Le Vatican excommule l’archevêque italien Viganò, accusé de « schisme » pour ses attaques contre le pape

La Congrégation du Vatican pour la Doctrine de la Foi a annoncé vendredi l’excommunion de l’archevêque italien Carlo Maria Viganò, accusé de « schisme » pour ses attaques continues contre le pape François et pour ne pas avoir reconnu son autorité.

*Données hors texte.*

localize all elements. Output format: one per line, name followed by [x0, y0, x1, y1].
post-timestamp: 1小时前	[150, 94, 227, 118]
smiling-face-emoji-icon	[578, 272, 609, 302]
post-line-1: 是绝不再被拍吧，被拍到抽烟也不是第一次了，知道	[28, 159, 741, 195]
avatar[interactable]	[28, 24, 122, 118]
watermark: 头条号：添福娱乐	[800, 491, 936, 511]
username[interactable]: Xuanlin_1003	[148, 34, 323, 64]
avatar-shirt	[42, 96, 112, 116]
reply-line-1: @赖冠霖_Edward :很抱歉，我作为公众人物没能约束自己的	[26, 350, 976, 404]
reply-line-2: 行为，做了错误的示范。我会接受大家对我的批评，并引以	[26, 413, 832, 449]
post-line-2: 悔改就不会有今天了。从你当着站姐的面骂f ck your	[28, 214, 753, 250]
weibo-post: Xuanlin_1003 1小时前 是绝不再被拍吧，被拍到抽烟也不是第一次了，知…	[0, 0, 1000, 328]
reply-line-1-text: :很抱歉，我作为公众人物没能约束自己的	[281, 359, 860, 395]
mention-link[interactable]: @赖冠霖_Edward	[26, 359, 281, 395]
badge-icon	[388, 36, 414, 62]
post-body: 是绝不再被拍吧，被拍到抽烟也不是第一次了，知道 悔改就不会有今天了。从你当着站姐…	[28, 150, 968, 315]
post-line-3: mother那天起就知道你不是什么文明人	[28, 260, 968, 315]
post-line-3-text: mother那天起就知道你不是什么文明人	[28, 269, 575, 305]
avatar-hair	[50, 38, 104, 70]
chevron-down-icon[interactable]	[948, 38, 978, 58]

« Ses affirmations publiques sont connues qui résultent le refus de reconnaître et de se soumettre au Souverain Pontife, à la communion avec les membres de l’Église et à la légitimité de l’autorité magistrale du Concile Vatican II », a noté la Congrégation dans un communiqué, dans lequel il déclare le « Monseigneur » coupable du délit de schisme.

Viganò, 83 ans, est un représentant du secteur le plus conservateur de l’Église catholique, nommé archevêque en 1992 par Jean-Paul II, puis, entre autres postes, nonce apostolique (ambassadeur) au Nigeria jusqu’en 1998 et aux États-Unis entre 2011 et 2016.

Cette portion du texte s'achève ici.